A final decision on the Irish border cannot be made until Britain and the European Union have agreed a trade deal, Liam Fox said on Sunday (26 November).

Speaking on Sky News's Sunday with Niall Paterson, the Secretary of State for International Trade said there needed to be clarity over the future trading relationships between Britain and the EU before the debate over the Irish border could be settled.

"We have always had exceptions for Ireland, whether it's in our voting rights, our rights of residence in the UK, we have always accepted a certain asymmetry and that will have to be part of whatever agreement we come to with the European Union," he said.

"But we can't come to a final answer to the Irish question until we get an idea of the end state.

"And until we get into discussions with the EU on the end state that will be very difficult, so the quicker that we can do that the better, and we are still in a position where the EU doesn't want to do that."

Fox's stance is in stark contrast with the EU's, as Brussels has previously insisted the issue of the Irish border needs to be addressed before formal talks can resume at a summit next month.

The Irish government is understood to be deeply unsatisfied with the options put forward so far to prevent a hard border between the Republic and Northern Ireland from being installed. Dublin believes the only feasible way to do so is to keep Northern Ireland within the customs union, an option Fox appeared to categorically rule out on Sunday.

"We don't want there to be a hard border, but the UK is going to be leaving the customs union and the single market," he said.

Leo Varadkar, the Irish prime minister has demanded a written guarantee that the hard border between the two counties will not be restored once the UK leaves the EU and Phil Hogan, Ireland's EU commissioner, reiterated Dublin will "continue to play tough to the end" over its threat to veto trade talks without border guarantees.
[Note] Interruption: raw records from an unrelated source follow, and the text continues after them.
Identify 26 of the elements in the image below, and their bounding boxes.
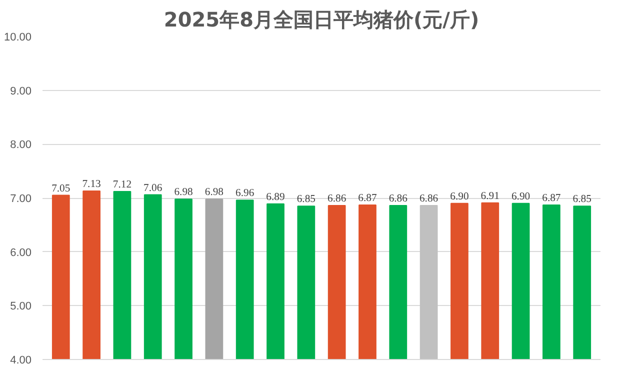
data-label: 6.90 xyxy=(450,191,469,202)
data-label: 6.86 xyxy=(388,194,408,205)
y-tick-label: 7.00 xyxy=(10,193,32,205)
data-label: 7.12 xyxy=(112,180,132,191)
data-label: 6.85 xyxy=(572,194,592,206)
data-label: 6.96 xyxy=(236,188,255,200)
data-label: 6.90 xyxy=(511,191,530,202)
y-tick-label: 8.00 xyxy=(10,139,32,152)
data-label: 6.87 xyxy=(542,193,562,204)
data-label: 6.86 xyxy=(328,194,347,205)
data-label: 7.13 xyxy=(82,179,101,190)
data-label: 6.91 xyxy=(480,190,500,202)
y-tick-label: 9.00 xyxy=(10,85,32,98)
data-label: 6.89 xyxy=(266,192,285,203)
chart-title: 2025年8月全国日平均猪价(元/斤) xyxy=(164,8,480,32)
data-label: 7.06 xyxy=(144,182,163,194)
data-label: 6.98 xyxy=(174,187,193,198)
data-label: 6.98 xyxy=(204,187,224,198)
data-label: 6.85 xyxy=(296,194,316,206)
y-tick-label: 5.00 xyxy=(10,300,32,313)
data-label: 6.86 xyxy=(419,194,439,205)
y-tick-label: 6.00 xyxy=(10,246,32,259)
data-label: 6.87 xyxy=(358,193,378,204)
y-tick-label: 4.00 xyxy=(10,354,32,366)
data-label: 7.05 xyxy=(52,183,70,194)
y-tick-label: 10.00 xyxy=(4,32,32,44)
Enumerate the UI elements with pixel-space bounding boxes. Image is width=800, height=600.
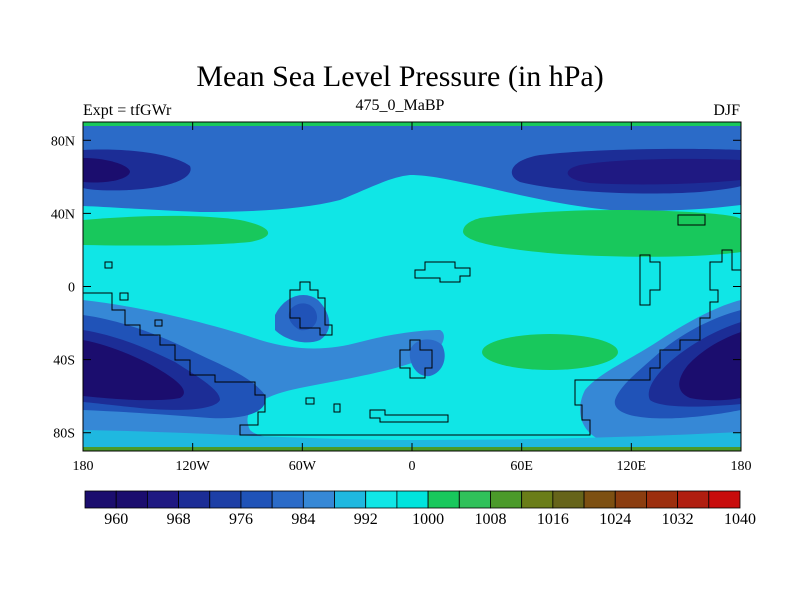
time-label: 475_0_MaBP (355, 97, 445, 114)
colorbar-label: 1000 (412, 511, 444, 528)
colorbar-swatch (521, 490, 554, 509)
field-eurasian-core (567, 158, 741, 185)
coastlines (83, 214, 741, 436)
experiment-label: Expt = tfGWr (83, 102, 172, 119)
x-tick-label: 0 (409, 459, 416, 474)
colorbar-label: 1032 (662, 511, 694, 528)
y-tick-label: 80N (51, 134, 75, 149)
colorbar-label: 1008 (474, 511, 506, 528)
colorbar-swatch (552, 490, 585, 509)
field-north-high-east (463, 210, 741, 257)
x-tick-label: 60W (289, 459, 317, 474)
field-north-high-west (83, 215, 269, 246)
x-axis: 180 120W 60W 0 60E 120E 180 (73, 122, 752, 474)
field-north-pacific-core (83, 158, 130, 183)
colorbar-swatch (334, 490, 367, 509)
field-island-low-central (409, 339, 445, 377)
y-tick-label: 0 (68, 281, 75, 296)
colorbar-swatch (646, 490, 679, 509)
field-south-high (482, 334, 618, 370)
colorbar-label: 960 (104, 511, 128, 528)
colorbar-swatch (708, 490, 741, 509)
colorbar-swatch (614, 490, 647, 509)
field-southern-low-west-core (83, 340, 184, 401)
colorbar-label: 968 (167, 511, 191, 528)
colorbar-swatch (146, 490, 179, 509)
colorbar-swatch (396, 490, 429, 509)
x-tick-label: 180 (731, 459, 752, 474)
colorbar-swatch (365, 490, 398, 509)
colorbar-label: 992 (354, 511, 378, 528)
colorbar-label: 1040 (724, 511, 756, 528)
colorbar-swatch (583, 490, 616, 509)
colorbar-swatch (240, 490, 273, 509)
colorbar: 960 968 976 984 992 1000 1008 1016 1024 1032 1040 (84, 490, 756, 528)
colorbar-swatch (178, 490, 211, 509)
colorbar-label: 1016 (537, 511, 569, 528)
field-island-low-west-core (288, 303, 318, 331)
y-tick-label: 40N (51, 207, 75, 222)
colorbar-swatch (271, 490, 304, 509)
y-tick-label: 80S (53, 427, 75, 442)
colorbar-swatch (458, 490, 491, 509)
x-tick-label: 60E (510, 459, 533, 474)
chart-title: Mean Sea Level Pressure (in hPa) (196, 60, 604, 93)
colorbar-label: 1024 (599, 511, 631, 528)
y-axis: 80N 40N 0 40S 80S (51, 134, 741, 442)
map-field (83, 122, 741, 451)
field-southern-low-east-core (679, 332, 741, 401)
season-label: DJF (713, 102, 740, 119)
colorbar-swatch (115, 490, 148, 509)
x-tick-label: 120E (617, 459, 647, 474)
x-tick-label: 120W (176, 459, 211, 474)
colorbar-swatch (209, 490, 242, 509)
x-tick-label: 180 (73, 459, 94, 474)
field-antarctic-band (83, 430, 741, 451)
colorbar-swatch (84, 490, 117, 509)
colorbar-swatch (490, 490, 523, 509)
colorbar-label: 984 (291, 511, 315, 528)
colorbar-label: 976 (229, 511, 253, 528)
colorbar-swatch (302, 490, 335, 509)
y-tick-label: 40S (53, 354, 75, 369)
colorbar-swatch (677, 490, 710, 509)
colorbar-swatch (427, 490, 460, 509)
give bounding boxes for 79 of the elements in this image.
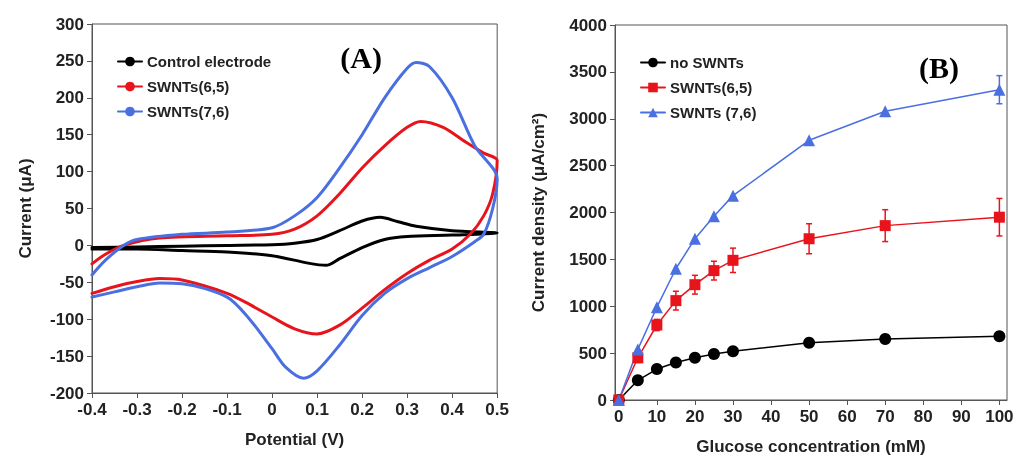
x-tick-label: 0.1 xyxy=(305,400,329,419)
line-series xyxy=(90,215,499,267)
legend-label: SWNTs(6,5) xyxy=(147,78,230,95)
point xyxy=(803,233,815,245)
x-tick-label: 30 xyxy=(723,407,743,426)
x-tick-label: 10 xyxy=(647,407,667,426)
y-tick-label: -200 xyxy=(49,383,84,403)
point xyxy=(669,356,682,369)
y-tick-label: 250 xyxy=(55,51,84,71)
point xyxy=(879,333,892,346)
x-axis-title: Glucose concentration (mM) xyxy=(696,437,926,456)
point xyxy=(708,265,720,277)
y-tick-label: 500 xyxy=(578,343,607,363)
point xyxy=(803,134,816,147)
point xyxy=(993,83,1006,96)
point xyxy=(631,374,644,387)
point xyxy=(650,363,663,376)
y-tick-label: 3000 xyxy=(569,109,607,129)
point xyxy=(726,189,739,202)
point xyxy=(650,301,663,314)
y-tick-label: 3500 xyxy=(569,62,607,82)
x-tick-label: -0.4 xyxy=(77,400,108,419)
y-tick-label: 0 xyxy=(74,235,84,255)
y-tick-label: 4000 xyxy=(569,15,607,35)
point xyxy=(726,345,739,358)
y-axis-title: Current density (μA/cm²) xyxy=(529,112,548,313)
y-tick-label: 150 xyxy=(55,125,84,145)
x-tick-label: 50 xyxy=(799,407,819,426)
x-tick-label: 60 xyxy=(837,407,857,426)
legend-label: Control electrode xyxy=(147,53,272,70)
y-tick-label: 200 xyxy=(55,88,84,108)
y-axis-title: Current (μA) xyxy=(16,158,35,259)
point xyxy=(707,348,720,361)
x-tick-label: -0.1 xyxy=(212,400,242,419)
point xyxy=(879,220,891,232)
legend-label: SWNTs (7,6) xyxy=(670,104,757,121)
y-tick-label: 2000 xyxy=(569,203,607,222)
point xyxy=(670,295,682,307)
point xyxy=(707,210,720,223)
point xyxy=(993,211,1005,223)
point xyxy=(631,343,644,356)
x-tick-label: 100 xyxy=(985,407,1014,426)
x-tick-label: 80 xyxy=(913,407,933,426)
y-tick-label: 1500 xyxy=(569,249,607,269)
x-tick-label: 40 xyxy=(761,407,781,426)
y-tick-label: 1000 xyxy=(569,296,607,316)
y-tick-label: -150 xyxy=(49,346,84,366)
x-tick-label: 20 xyxy=(685,407,705,426)
x-tick-label: -0.2 xyxy=(167,400,197,419)
x-tick-label: 0 xyxy=(614,407,624,426)
x-tick-label: 0 xyxy=(267,400,277,419)
point xyxy=(689,279,701,291)
x-tick-label: 0.5 xyxy=(485,400,509,419)
y-tick-label: 2500 xyxy=(569,156,607,176)
annotation: (A) xyxy=(340,40,383,75)
legend-label: SWNTs(6,5) xyxy=(670,79,753,96)
annotation: (B) xyxy=(919,50,960,85)
x-tick-label: 0.3 xyxy=(395,400,419,419)
point xyxy=(803,336,816,349)
x-tick-label: -0.3 xyxy=(122,400,152,419)
y-tick-label: -50 xyxy=(59,272,84,292)
y-tick-label: 100 xyxy=(55,162,84,182)
y-tick-label: -100 xyxy=(49,309,84,329)
point xyxy=(727,254,739,266)
legend-label: no SWNTs xyxy=(670,54,744,71)
point xyxy=(669,262,682,275)
point xyxy=(993,330,1006,343)
y-tick-label: 300 xyxy=(55,14,84,34)
legend-label: SWNTs(7,6) xyxy=(147,103,230,120)
point xyxy=(688,351,701,364)
line-series xyxy=(90,119,499,336)
x-tick-label: 90 xyxy=(951,407,971,426)
x-tick-label: 0.4 xyxy=(440,400,465,419)
x-tick-label: 0.2 xyxy=(350,400,374,419)
point xyxy=(688,232,701,245)
x-axis-title: Potential (V) xyxy=(245,430,345,449)
y-tick-label: 50 xyxy=(65,199,84,218)
x-tick-label: 70 xyxy=(875,407,895,426)
point xyxy=(879,105,892,118)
"If the UK or Northern Ireland remained in the EU customs union, or better still the single market, there would be no border issue," he was quoted as saying by The Observer.
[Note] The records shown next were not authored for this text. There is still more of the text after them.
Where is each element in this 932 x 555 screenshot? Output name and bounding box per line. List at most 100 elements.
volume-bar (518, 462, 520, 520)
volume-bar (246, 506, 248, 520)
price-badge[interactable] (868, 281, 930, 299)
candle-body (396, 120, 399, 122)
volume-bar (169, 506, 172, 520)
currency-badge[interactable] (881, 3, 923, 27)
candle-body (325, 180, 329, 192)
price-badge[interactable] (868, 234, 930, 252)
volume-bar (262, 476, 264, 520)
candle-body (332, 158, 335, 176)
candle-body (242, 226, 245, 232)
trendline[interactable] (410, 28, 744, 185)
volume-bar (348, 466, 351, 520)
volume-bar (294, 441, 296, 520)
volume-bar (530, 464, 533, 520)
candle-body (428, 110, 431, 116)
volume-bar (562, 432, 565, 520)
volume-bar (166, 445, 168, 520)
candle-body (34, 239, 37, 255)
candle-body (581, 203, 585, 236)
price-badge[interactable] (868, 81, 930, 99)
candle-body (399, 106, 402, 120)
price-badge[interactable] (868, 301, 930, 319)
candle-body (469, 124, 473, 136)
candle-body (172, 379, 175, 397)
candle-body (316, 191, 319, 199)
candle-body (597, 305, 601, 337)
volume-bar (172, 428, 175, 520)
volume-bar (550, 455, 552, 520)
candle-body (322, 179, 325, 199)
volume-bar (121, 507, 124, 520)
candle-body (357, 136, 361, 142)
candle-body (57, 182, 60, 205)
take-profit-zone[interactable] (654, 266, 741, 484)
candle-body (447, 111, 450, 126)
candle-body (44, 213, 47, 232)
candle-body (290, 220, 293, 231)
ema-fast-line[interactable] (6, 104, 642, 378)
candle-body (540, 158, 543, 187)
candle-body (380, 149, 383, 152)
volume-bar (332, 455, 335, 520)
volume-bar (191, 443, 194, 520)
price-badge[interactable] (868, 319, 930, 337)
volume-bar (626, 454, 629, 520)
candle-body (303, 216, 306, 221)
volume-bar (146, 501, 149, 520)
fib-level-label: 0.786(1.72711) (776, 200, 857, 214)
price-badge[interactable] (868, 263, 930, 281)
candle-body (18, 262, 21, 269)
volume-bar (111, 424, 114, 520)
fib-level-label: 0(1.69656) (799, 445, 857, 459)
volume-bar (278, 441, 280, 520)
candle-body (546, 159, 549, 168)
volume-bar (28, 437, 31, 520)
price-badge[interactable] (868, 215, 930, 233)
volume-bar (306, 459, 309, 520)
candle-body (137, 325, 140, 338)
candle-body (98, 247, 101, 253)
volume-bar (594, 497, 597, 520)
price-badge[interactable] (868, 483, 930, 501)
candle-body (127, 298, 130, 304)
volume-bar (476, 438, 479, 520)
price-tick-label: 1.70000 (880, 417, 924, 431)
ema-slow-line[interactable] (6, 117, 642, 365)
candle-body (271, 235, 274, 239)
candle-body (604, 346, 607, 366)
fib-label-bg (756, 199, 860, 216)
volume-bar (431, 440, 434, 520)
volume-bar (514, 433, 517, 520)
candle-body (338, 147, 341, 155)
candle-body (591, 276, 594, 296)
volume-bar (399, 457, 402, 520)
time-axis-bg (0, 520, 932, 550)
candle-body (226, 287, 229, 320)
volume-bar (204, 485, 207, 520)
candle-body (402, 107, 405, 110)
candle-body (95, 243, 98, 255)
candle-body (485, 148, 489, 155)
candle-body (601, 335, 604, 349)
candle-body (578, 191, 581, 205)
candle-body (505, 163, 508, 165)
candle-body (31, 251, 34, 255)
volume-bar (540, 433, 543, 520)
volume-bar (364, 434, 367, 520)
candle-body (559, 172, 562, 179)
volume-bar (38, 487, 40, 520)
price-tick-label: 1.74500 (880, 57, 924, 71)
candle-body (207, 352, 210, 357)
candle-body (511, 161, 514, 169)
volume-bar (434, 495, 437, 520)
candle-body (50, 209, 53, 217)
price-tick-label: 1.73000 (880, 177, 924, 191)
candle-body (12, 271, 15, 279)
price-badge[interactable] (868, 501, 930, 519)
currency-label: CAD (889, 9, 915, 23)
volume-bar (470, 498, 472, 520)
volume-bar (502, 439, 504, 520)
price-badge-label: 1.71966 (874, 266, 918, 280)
"That's a very simple fact. I continue to be amazed at the blind faith that some in London place in theoretical future free trade agreements."
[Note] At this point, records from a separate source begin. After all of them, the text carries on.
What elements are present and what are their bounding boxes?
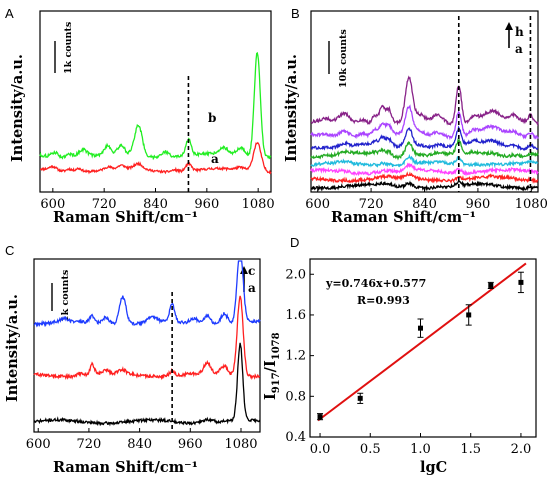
panel-d-data-point (317, 414, 323, 420)
panel-c-frame (33, 258, 261, 433)
panel-a-curve-label-b: b (208, 111, 216, 125)
panel-c-x-tick-label: 1080 (224, 437, 257, 452)
panel-c-x-tick-label: 720 (77, 437, 102, 452)
panel-d-letter: D (290, 235, 299, 250)
panel-c-y-axis-title: Intensity/a.u. (4, 294, 21, 402)
panel-d-x-axis-title: lgC (420, 459, 447, 476)
panel-d-data-point (417, 325, 423, 331)
panel-b-x-tick-label: 840 (412, 197, 437, 212)
panel-d-y-tick-label: 1.6 (285, 308, 306, 323)
panel-a-frame (39, 10, 272, 193)
panel-c-order-arrowhead (240, 266, 248, 274)
panel-a-x-tick-label: 1080 (242, 197, 275, 212)
panel-a: A 1k counts Intensity/a.u. Raman Shift/c… (5, 6, 275, 226)
panel-d-x-tick-label: 0.0 (310, 442, 331, 457)
panel-a-curve-label-a: a (211, 152, 219, 166)
panel-b-series-e (310, 138, 539, 161)
panel-d-data-point (488, 282, 494, 288)
panel-c-scale-label: 1k counts (60, 270, 71, 322)
panel-b-x-axis-title: Raman Shift/cm⁻¹ (331, 209, 476, 226)
panel-b-x-tick-label: 960 (465, 197, 490, 212)
panel-c-letter: C (5, 243, 14, 258)
panel-b-series-b (310, 171, 539, 185)
panel-d-y-tick-label: 0.4 (285, 430, 306, 445)
panel-c-series-c (33, 260, 261, 328)
panel-a-x-tick-label: 600 (40, 197, 65, 212)
panel-b-letter: B (291, 6, 300, 21)
panel-c-order-bottom-label: a (248, 281, 256, 295)
panel-d-fit-line (317, 262, 527, 422)
panel-a-y-axis-title: Intensity/a.u. (9, 54, 26, 162)
panel-d-y-tick-label: 1.2 (285, 349, 306, 364)
panel-b-series-h (311, 75, 539, 127)
panel-d-fit-r: R=0.993 (357, 294, 410, 307)
panel-c: C 1k counts Intensity/a.u. Raman Shift/c… (4, 243, 261, 476)
panel-b-order-top-label: h (515, 25, 524, 39)
panel-d-x-tick-label: 1.5 (460, 442, 481, 457)
panel-d-y-tick-label: 0.8 (285, 389, 306, 404)
panel-c-x-axis-title: Raman Shift/cm⁻¹ (53, 459, 198, 476)
panel-c-series-a (33, 342, 261, 427)
panel-d-y-tick-label: 2.0 (285, 267, 306, 282)
panel-b-series-c (310, 162, 539, 177)
panel-c-x-tick-label: 600 (26, 437, 51, 452)
panel-d: D lgC I917/I1078 y=0.746x+0.577 R=0.993 … (262, 235, 537, 476)
panel-b-order-arrowhead (505, 22, 513, 30)
panel-b-x-tick-label: 600 (305, 197, 330, 212)
panel-a-letter: A (5, 6, 14, 21)
panel-d-y-title-slash: /I (262, 360, 279, 372)
panel-b: B 10k counts Intensity/a.u. Raman Shift/… (283, 6, 548, 226)
panel-b-y-axis-title: Intensity/a.u. (283, 54, 300, 162)
panel-d-data-point (518, 279, 524, 285)
panel-a-x-tick-label: 720 (92, 197, 117, 212)
panel-b-series-d (310, 153, 539, 169)
panel-d-fit-equation: y=0.746x+0.577 (325, 277, 426, 290)
panel-d-y-title-sub2: 1078 (271, 332, 282, 360)
panel-c-x-tick-label: 840 (127, 437, 152, 452)
panel-a-x-tick-label: 840 (143, 197, 168, 212)
panel-d-x-tick-label: 1.0 (410, 442, 431, 457)
panel-b-x-tick-label: 720 (359, 197, 384, 212)
panel-a-series-a (40, 141, 272, 175)
panel-b-order-bottom-label: a (515, 42, 523, 56)
panel-a-series-b (39, 51, 272, 161)
panel-b-series-a (310, 179, 539, 192)
panel-c-order-top-label: c (248, 264, 255, 278)
panel-d-x-tick-label: 2.0 (511, 442, 532, 457)
panel-c-x-tick-label: 960 (178, 437, 203, 452)
panel-d-data-point (357, 395, 363, 401)
panel-b-series-g (310, 104, 539, 141)
panel-b-series-f (310, 125, 539, 151)
panel-d-data-point (466, 312, 472, 318)
panel-b-x-tick-label: 1080 (515, 197, 548, 212)
panel-d-frame (309, 258, 537, 438)
panel-d-y-title-i: I (262, 393, 279, 400)
panel-d-x-tick-label: 0.5 (360, 442, 381, 457)
panel-d-y-axis-title: I917/I1078 (262, 332, 282, 400)
panel-a-x-tick-label: 960 (194, 197, 219, 212)
panel-c-series-b (33, 295, 261, 381)
panel-d-y-title-sub1: 917 (271, 372, 282, 393)
panel-a-scale-label: 1k counts (63, 22, 74, 74)
panel-a-x-axis-title: Raman Shift/cm⁻¹ (53, 209, 198, 226)
panel-b-scale-label: 10k counts (338, 29, 349, 88)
Meanwhile, John McDonnell, the shadow chancellor, expressed concerns at Fox's comments, hinting they could put negotiations between Britain and the EU in jeopardy.

"The one thing that we don't want to do is jeopardise any movement quickly, because we need movement to enable us to get into the proper trade negotiations," he told ITV's Peston on Sunday. "So I'm hoping that isn't a Downing Street-sanctioned statement that's he's made."